Mean Value Theorem and Lower Bound

PROBLEM: I wonder why my answer is wrong.

QUESTION: Suppose $x(t)$ satisfies the hypothesis of the Mean value Theorem (MVT), that is, $x(t)$ is continuous on $A \le t \le B$ and differentiable on $A \lt t \lt B$ and $m$ is the lower bound, then: $$m \le x'(t)$$ for all $t$ such that $$A \lt t \lt B$$

Let us consider the MVT on shorter intervals. The strongest conclusion we can draw is:

MVT says it is differentiable over the interval $A \lt t \lt B$ and since differential is $$\frac{x(b)-x(a)}{b-a}$$ therefore $$m \le \frac{x(b)-x(a)}{b-a}$$ for all $a,b$ over the same interval.
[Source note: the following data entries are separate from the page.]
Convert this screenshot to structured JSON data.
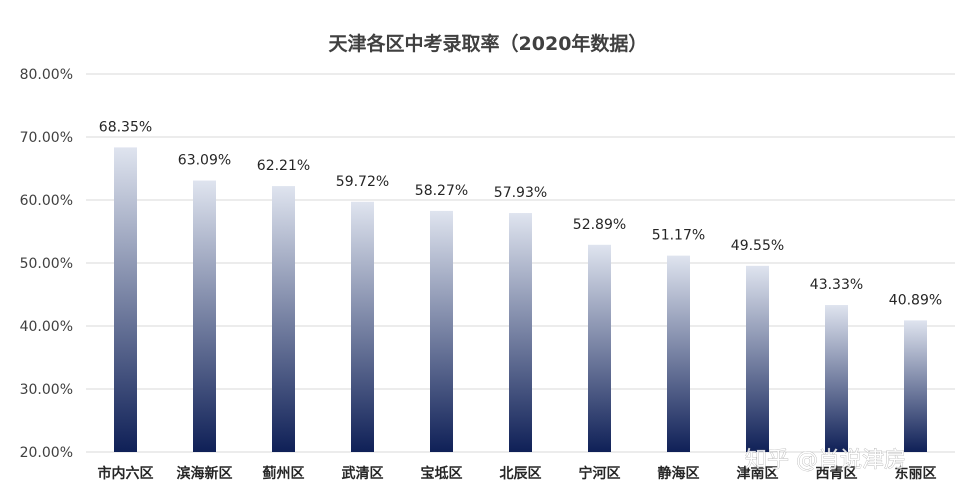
{
  "watermark": "知乎 @肖说津房",
  "colors": {
    "bar_top": "#dfe4ef",
    "bar_bottom": "#0f2057",
    "grid": "#d9d9d9",
    "text": "#404040"
  },
  "chart_data": {
    "type": "bar",
    "title": "天津各区中考录取率（2020年数据）",
    "xlabel": "",
    "ylabel": "",
    "ylim": [
      20,
      80
    ],
    "yticks": [
      20,
      30,
      40,
      50,
      60,
      70,
      80
    ],
    "ytick_labels": [
      "20.00%",
      "30.00%",
      "40.00%",
      "50.00%",
      "60.00%",
      "70.00%",
      "80.00%"
    ],
    "grid": true,
    "legend": "none",
    "categories": [
      "市内六区",
      "滨海新区",
      "蓟州区",
      "武清区",
      "宝坻区",
      "北辰区",
      "宁河区",
      "静海区",
      "津南区",
      "西青区",
      "东丽区"
    ],
    "values": [
      68.35,
      63.09,
      62.21,
      59.72,
      58.27,
      57.93,
      52.89,
      51.17,
      49.55,
      43.33,
      40.89
    ],
    "data_labels": [
      "68.35%",
      "63.09%",
      "62.21%",
      "59.72%",
      "58.27%",
      "57.93%",
      "52.89%",
      "51.17%",
      "49.55%",
      "43.33%",
      "40.89%"
    ]
  }
}
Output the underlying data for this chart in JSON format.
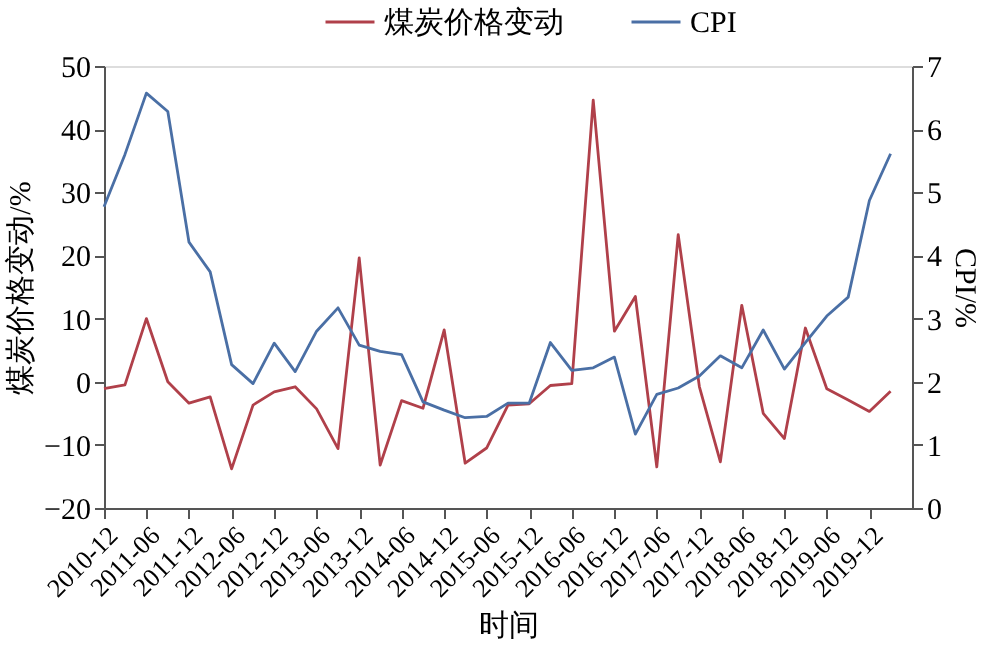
{
  "chart_data": {
    "type": "line",
    "xlabel": "时间",
    "ylabel": "煤炭价格变动/%",
    "y2label": "CPI/%",
    "x": [
      "2010-12",
      "2011-03",
      "2011-06",
      "2011-09",
      "2011-12",
      "2012-03",
      "2012-06",
      "2012-09",
      "2012-12",
      "2013-03",
      "2013-06",
      "2013-09",
      "2013-12",
      "2014-03",
      "2014-06",
      "2014-09",
      "2014-12",
      "2015-03",
      "2015-06",
      "2015-09",
      "2015-12",
      "2016-03",
      "2016-06",
      "2016-09",
      "2016-12",
      "2017-03",
      "2017-06",
      "2017-09",
      "2017-12",
      "2018-03",
      "2018-06",
      "2018-09",
      "2018-12",
      "2019-03",
      "2019-06",
      "2019-09",
      "2019-12",
      "2020-03"
    ],
    "series": [
      {
        "name": "煤炭价格变动",
        "color": "#b0404a",
        "values": [
          -1.1,
          -0.5,
          10.0,
          0.0,
          -3.4,
          -2.4,
          -13.8,
          -3.7,
          -1.6,
          -0.8,
          -4.3,
          -10.6,
          19.6,
          -13.2,
          -3.0,
          -4.2,
          8.2,
          -12.9,
          -10.5,
          -3.7,
          -3.5,
          -0.6,
          -0.3,
          44.6,
          8.0,
          13.5,
          -13.5,
          23.3,
          -0.8,
          -12.7,
          12.1,
          -5.0,
          -9.0,
          8.5,
          -1.1,
          -2.9,
          -4.7,
          -1.5
        ]
      },
      {
        "name": "CPI",
        "color": "#4a6fa5",
        "axis": "y2",
        "values": [
          4.77,
          5.6,
          6.57,
          6.28,
          4.21,
          3.74,
          2.27,
          1.97,
          2.61,
          2.16,
          2.8,
          3.17,
          2.58,
          2.48,
          2.43,
          1.68,
          1.55,
          1.43,
          1.45,
          1.66,
          1.66,
          2.62,
          2.18,
          2.22,
          2.39,
          1.17,
          1.8,
          1.9,
          2.09,
          2.41,
          2.22,
          2.82,
          2.2,
          2.62,
          3.04,
          3.34,
          4.87,
          5.61
        ]
      }
    ],
    "xlim": [
      "2010-12",
      "2020-06"
    ],
    "xticks": [
      "2010-12",
      "2011-06",
      "2011-12",
      "2012-06",
      "2012-12",
      "2013-06",
      "2013-12",
      "2014-06",
      "2014-12",
      "2015-06",
      "2015-12",
      "2016-06",
      "2016-12",
      "2017-06",
      "2017-12",
      "2018-06",
      "2018-12",
      "2019-06",
      "2019-12"
    ],
    "ylim": [
      -20,
      50
    ],
    "yticks": [
      -20,
      -10,
      0,
      10,
      20,
      30,
      40,
      50
    ],
    "y2lim": [
      0,
      7
    ],
    "y2ticks": [
      0,
      1,
      2,
      3,
      4,
      5,
      6,
      7
    ],
    "grid": false,
    "legend": "top",
    "marker": "none",
    "line_style": "solid"
  }
}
Why my answer is wrong ? Why the interval changed to $A \le t \le B$

The Mean Value Theorem says that there is a $t\in(a,b)$ (open interval) such that $$x'(t)=\frac{x(b)-x(a)}{b-a}.$$ Hence if $A\leq a<b\leq B$ then $t\in(a,b)\subseteq (A,B)$, and $$m\leq x'(t)=\frac{x(b)-x(a)}{b-a}.$$ So the strongest conclusion is just the last one!